Wow. Let me start there. So for task thirteen we were supposed to read a romance. I had a Sarah MacLean all picked out on Oyster, Ten Ways to be Adored When Landing a Lord. I’d read MacLean last year for the first time and her books convinced me not all romance novels were the stuff of my early twenties, silly names for genitals and rapey scenes. You know the ones I’m talking about. And if not her, then one by Tessa Dare, another historical romance author who MacLean herself had recommended.

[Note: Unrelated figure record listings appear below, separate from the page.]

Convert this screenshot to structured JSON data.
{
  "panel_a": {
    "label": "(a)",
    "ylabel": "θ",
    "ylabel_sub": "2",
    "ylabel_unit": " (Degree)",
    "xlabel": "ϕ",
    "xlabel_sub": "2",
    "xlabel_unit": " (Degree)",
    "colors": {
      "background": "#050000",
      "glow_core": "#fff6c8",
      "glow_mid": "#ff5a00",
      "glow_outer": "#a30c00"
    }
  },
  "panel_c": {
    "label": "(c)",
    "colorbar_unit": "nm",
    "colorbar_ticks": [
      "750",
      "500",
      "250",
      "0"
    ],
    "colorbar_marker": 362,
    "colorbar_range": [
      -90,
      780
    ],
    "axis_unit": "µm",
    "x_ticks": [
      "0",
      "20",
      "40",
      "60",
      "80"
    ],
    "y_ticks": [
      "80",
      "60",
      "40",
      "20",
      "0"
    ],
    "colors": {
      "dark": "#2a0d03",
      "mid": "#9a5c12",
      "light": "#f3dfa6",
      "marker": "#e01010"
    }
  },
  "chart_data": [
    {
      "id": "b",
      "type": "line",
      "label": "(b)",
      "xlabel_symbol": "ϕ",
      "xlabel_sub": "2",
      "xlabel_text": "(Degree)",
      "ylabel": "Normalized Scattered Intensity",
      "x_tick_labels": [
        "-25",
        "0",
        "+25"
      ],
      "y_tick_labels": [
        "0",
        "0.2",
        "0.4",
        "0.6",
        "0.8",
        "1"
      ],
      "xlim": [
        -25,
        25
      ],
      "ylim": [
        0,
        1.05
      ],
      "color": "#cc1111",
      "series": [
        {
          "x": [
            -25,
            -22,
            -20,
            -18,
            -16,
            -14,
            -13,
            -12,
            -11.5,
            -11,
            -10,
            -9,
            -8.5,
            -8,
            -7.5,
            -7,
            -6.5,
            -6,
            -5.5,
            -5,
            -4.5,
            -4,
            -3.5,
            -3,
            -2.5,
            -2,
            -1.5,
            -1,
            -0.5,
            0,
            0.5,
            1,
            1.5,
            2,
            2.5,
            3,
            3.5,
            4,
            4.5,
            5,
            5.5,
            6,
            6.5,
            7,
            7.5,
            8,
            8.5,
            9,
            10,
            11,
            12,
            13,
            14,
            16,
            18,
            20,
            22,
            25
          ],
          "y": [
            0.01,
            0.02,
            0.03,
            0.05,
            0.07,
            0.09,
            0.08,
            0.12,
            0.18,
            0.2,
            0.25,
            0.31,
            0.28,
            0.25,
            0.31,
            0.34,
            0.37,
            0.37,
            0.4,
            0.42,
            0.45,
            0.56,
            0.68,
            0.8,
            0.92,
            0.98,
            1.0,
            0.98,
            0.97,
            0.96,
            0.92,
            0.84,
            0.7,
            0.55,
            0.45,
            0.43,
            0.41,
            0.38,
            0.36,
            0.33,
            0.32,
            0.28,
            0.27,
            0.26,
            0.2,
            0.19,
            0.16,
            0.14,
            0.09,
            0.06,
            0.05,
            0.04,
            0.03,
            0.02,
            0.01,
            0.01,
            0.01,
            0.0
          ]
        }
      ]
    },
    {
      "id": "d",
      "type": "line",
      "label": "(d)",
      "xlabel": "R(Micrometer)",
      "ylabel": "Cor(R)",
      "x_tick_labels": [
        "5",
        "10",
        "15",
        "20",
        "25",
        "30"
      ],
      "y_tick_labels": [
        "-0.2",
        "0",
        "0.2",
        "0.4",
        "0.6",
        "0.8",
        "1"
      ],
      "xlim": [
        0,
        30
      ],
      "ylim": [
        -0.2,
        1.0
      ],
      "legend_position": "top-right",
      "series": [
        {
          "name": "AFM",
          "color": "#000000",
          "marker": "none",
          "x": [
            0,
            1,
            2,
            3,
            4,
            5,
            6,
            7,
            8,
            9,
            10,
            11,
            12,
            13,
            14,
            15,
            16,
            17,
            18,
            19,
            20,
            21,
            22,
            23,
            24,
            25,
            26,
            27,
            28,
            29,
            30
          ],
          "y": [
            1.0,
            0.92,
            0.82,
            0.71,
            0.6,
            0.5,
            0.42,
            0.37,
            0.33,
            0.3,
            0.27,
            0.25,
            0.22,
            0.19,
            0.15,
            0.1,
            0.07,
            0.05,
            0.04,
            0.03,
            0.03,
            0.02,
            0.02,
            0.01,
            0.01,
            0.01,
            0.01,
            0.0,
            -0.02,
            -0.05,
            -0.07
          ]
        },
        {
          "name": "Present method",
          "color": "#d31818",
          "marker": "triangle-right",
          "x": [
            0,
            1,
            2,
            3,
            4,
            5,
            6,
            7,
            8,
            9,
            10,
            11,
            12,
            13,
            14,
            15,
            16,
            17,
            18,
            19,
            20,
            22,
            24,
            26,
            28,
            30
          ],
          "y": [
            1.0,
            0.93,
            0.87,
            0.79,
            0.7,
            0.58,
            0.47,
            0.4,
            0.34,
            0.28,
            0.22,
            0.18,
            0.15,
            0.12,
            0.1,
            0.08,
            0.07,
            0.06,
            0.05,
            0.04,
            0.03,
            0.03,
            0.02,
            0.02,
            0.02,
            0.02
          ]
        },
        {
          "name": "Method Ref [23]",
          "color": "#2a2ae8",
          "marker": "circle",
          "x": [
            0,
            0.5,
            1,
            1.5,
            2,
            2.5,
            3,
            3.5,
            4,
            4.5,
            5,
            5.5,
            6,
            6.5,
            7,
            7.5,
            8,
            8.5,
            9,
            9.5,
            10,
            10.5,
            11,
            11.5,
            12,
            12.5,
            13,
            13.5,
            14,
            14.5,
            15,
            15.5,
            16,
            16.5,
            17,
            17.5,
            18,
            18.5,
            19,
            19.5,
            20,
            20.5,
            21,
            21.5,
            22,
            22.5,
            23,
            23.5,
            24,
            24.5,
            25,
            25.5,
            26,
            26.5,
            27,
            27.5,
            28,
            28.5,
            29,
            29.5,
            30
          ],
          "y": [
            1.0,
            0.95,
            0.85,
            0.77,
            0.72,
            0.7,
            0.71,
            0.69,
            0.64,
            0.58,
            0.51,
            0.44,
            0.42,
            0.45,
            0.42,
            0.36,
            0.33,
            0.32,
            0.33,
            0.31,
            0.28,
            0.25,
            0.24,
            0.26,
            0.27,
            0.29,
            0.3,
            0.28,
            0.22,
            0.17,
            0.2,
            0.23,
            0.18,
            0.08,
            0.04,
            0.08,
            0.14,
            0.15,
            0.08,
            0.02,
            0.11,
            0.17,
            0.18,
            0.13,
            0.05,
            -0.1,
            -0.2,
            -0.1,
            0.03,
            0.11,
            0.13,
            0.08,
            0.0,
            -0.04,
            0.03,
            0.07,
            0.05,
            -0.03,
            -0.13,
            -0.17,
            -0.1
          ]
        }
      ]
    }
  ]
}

Then I started thinking. The whole reason for me to do this challenge was to widen my horizons. Why not jump into a romance category that was new to me. So I jumped off the deep end right into BDSM. Whoa. From the title of the post you know I didn’t pick up that one EVERYBODY can name. That one was problematic from what people I actually trust in books were saying. So I listened to those same people I trust and found The Siren by Tiffany Reisz. I am not sure this is a genre or category that I’m going to jump into regularly, but I’m glad I did it. Not all romance is created equal. Not all relationships are either. The word “consent” is crucial here. This is a complex book. For that reason I absolutely adored it. I read a lot of romances back in the day and they were pretty boring. This book isn’t just one thing. It’s going to probably make you uncomfortable. I know there were scenes that made me cringe, but I don’t think that is a bad thing. Nora was pretty great. Wesley. Oh I adored Wesley. Zach? Zach had shades of every romance novel hero ever, but I think Nora rattled him pretty well. And that made it better. He wasn’t as alpha as the trope calls for. Søren? I don’t like him. I’m sorry. But I did think he was interesting. Which I think is more important than liking a character.
This book is not going to be for everyone. It’s not the type of romance novel I’m going to recommend to my mom, but I know a few people who would see the brilliance of it. It was about a range of other emotions just as it was about sexual encounters or even romantic notions. A reviewer on Goodreads said she was “completely not okay with just about everything in it [the book]. And I still loved it.” I’m not sure I loved it, but she’s pretty close to exactly how I felt. A good way for me to like a book is for it to make me think (or not think, perversely enough) and The Siren did that. I’m still debating on reading the second book to find out what happens to Nora. I’m probably going to wait until I get a little more traction in the #readharder challenge.
Have you read outside your comfort zone before? What happened?